Jung im Kopf (eBook)
368 Seiten
Deutsche Verlags-Anstalt
978-3-641-08227-7 (ISBN)
Altern, so der bekannte Hirnforscher und Lernexperte Martin Korte, ist keineswegs gleichbedeutend mit körperlichem und geistigem Verfall. Das mittlere und das höhere Alter sind vielmehr menschliche Entwicklungsphasen mit bestimmten Eigenheiten, Schwächen, aber auch besonderen Fähigkeiten und Stärken, die wir erkennen und nutzen sollten.
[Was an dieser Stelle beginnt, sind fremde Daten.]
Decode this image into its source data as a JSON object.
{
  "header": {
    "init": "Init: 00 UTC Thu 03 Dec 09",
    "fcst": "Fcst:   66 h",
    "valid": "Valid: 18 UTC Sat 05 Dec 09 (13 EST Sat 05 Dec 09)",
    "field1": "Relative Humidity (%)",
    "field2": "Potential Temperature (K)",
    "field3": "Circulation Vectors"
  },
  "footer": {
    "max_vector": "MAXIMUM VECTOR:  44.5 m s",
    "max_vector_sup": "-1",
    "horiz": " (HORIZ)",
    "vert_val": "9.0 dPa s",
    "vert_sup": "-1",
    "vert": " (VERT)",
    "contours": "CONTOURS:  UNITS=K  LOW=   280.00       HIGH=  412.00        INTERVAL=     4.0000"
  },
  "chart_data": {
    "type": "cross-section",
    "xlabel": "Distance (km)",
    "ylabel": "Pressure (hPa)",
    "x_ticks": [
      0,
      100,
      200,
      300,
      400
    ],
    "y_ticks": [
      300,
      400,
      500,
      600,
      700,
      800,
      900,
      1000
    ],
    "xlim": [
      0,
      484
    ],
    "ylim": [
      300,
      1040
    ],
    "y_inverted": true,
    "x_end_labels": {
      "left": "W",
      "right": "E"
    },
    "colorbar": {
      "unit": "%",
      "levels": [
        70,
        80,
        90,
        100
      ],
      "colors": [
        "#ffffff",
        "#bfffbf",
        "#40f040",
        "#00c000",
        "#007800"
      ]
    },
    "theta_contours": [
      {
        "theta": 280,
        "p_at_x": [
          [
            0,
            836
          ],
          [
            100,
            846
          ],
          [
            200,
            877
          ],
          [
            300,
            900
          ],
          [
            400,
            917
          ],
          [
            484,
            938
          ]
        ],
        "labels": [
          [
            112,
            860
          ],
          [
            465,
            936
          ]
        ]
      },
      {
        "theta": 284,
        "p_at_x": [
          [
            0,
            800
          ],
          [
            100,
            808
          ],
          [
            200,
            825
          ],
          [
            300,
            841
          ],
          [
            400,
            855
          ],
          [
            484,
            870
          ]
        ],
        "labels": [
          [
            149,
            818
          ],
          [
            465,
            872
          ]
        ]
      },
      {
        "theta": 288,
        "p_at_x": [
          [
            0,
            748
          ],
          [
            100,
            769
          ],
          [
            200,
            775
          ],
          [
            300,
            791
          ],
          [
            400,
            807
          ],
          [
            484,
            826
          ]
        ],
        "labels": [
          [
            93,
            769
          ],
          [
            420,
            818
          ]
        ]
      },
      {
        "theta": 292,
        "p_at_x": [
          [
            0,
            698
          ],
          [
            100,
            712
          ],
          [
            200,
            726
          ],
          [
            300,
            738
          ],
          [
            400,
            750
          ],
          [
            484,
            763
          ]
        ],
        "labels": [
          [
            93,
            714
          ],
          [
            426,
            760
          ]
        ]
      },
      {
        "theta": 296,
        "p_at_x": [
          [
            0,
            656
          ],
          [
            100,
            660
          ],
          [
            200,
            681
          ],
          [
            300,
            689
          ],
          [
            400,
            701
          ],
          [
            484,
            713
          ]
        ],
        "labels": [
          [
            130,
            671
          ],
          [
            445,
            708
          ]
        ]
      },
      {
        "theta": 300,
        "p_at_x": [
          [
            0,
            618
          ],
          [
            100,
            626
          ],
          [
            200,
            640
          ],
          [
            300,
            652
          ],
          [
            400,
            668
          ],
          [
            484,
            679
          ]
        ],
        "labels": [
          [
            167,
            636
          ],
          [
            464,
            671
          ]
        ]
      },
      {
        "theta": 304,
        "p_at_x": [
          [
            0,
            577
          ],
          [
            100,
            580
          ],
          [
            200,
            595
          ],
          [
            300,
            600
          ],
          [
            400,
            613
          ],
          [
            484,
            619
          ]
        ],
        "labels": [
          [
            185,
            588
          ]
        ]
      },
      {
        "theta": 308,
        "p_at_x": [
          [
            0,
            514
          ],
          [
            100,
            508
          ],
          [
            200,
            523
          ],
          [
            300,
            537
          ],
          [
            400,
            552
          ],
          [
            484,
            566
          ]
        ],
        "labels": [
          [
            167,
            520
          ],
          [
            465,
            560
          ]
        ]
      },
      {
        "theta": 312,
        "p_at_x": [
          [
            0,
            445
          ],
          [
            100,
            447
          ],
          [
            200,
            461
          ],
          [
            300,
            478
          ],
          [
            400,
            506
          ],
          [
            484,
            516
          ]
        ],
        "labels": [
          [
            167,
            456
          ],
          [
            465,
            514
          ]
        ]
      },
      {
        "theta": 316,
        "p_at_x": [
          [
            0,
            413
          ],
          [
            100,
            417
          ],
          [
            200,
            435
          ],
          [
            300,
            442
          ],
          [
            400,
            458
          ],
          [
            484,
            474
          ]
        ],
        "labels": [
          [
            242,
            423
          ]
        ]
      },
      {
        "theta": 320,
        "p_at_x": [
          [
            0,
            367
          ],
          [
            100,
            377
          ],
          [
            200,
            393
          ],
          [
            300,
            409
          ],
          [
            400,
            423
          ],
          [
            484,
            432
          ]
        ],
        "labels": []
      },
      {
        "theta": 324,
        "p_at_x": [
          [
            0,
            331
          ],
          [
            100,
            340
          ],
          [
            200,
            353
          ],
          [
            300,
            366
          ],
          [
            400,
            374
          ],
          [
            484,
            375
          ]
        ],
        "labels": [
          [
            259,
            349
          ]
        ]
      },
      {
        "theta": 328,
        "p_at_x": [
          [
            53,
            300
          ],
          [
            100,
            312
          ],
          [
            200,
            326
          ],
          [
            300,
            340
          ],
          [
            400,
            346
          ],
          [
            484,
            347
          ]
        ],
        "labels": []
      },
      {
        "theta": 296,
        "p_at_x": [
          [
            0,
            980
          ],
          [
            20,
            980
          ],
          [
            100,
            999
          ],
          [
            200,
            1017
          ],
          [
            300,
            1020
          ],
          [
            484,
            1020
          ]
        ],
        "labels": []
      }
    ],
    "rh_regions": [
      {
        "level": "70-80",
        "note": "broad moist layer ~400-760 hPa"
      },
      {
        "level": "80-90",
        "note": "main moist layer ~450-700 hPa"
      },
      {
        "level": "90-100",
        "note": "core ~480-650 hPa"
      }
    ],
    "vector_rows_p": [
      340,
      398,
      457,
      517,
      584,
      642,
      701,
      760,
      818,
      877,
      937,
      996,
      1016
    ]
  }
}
Auf der Grundlage neuester Forschung stellt Korte die Alterungsprozesse des Gehirns dar. Er räumt mit dem Mythos auf, dass Denk- und Gedächtnisfähigkeiten im Alter vor allem schwinden, und zeigt, wie wir dem Älterwerden entschlossener begegnen können, und zwar frühzeitig: Denn Altern beginnt weder erst mit der Rente, noch verläuft es in starren, unveränderlichen Bahnen. So wirkt sich zum Beispiel auch die eigene Erwartungshaltung auf die geistige Leistungsfähigkeit im höheren Alter aus. Und das bedeutet: Wir können den Alterungsprozess unseres Gehirns beeinflussen.
Martin Korte, geboren 1964, ist Professor für Neurobiologie an der TU Braunschweig. Seine Forschungsschwerpunkte sind die zellulären Grundlagen von Lernen und Erinnern ebenso wie die Vorgänge des Vergessens. Martin Korte ist einer der meistzitierten deutschen Neurobiologen, ein gefragter Experte in den Medien und bereits durch eine Reihe von Fernsehauftritten bekannt. Neben seiner Tätigkeit als Wissenschaftler hält er regelmäßig öffentliche Vorträge vor Schuldirektoren, Lehrern, Eltern, Schülern und Politikern. Bei DVA erschien zuletzt von ihm »Frisch im Kopf. Wie wir uns aus der digitalen Reizüberflutung befreien« (2023).
Einleitung
»Alt werden ist immer noch die einzige Möglichkeit, lange zu leben.«
Hugo von Hofmannsthal
Eigentlich altern wir konstant, vom ersten Tag der Geburt an. Denn Altern heißt sich zu entwickeln. Wir werden größer, kräftiger, schlauer. Und so ist auch unser Gehirn nach der Geburt massiven Umbauprozessen unterworfen: Es lehrt uns laufen, sprechen, denken. In der Pubertät findet abermals ein Neuordnungsprozess im Gehirn statt, um planerisch klug handeln zu können, seine Impulsivität in den Griff zu bekommen und später all das Erlernte umsichtig anzuwenden, so dass wir imstande sind, die Herausforderungen des Lebens – privat und beruflich – zu meistern. Die enorme Fähigkeit des Gehirns, sich ein Leben lang zu verändern, finden wir nicht weiter bemerkenswert, aber nur, solange dies ohne merkliche Beeinträchtigungen vor sich geht, also bis etwa zum 50. Lebensjahr. Manch einer jammert zwar schon ab dem vierten runden Geburtstag, aber das darf man getrost für Koketterie halten. Spätestens ab dem 50. Geburtstag jedoch beklagen die meisten von uns graues oder schütteres Haar, Alterssichtigkeit, lockere Zähne, Falten, ein Bäuchlein, schlaffes Bindegewebe, schmerzende Gelenke und vor allem ein nachlassendes Gedächtnis. Eine milliardenschwere Anti-Altern-Industrie ist bemüht, die Zeichen der Zeit zu minimieren. Manchmal klappt das ganz gut, oft aber auch nicht. Das Klagen über das Älterwerden gehört zu den irrationalsten Auswüchsen unserer Jugendwahn-Gesellschaft. Sollten wir nicht froh sein, älter zu werden, nachdem wir die stürmischen Jugendjahre, den Berufseinstieg oder die Familiengründung hinter uns gelassen haben?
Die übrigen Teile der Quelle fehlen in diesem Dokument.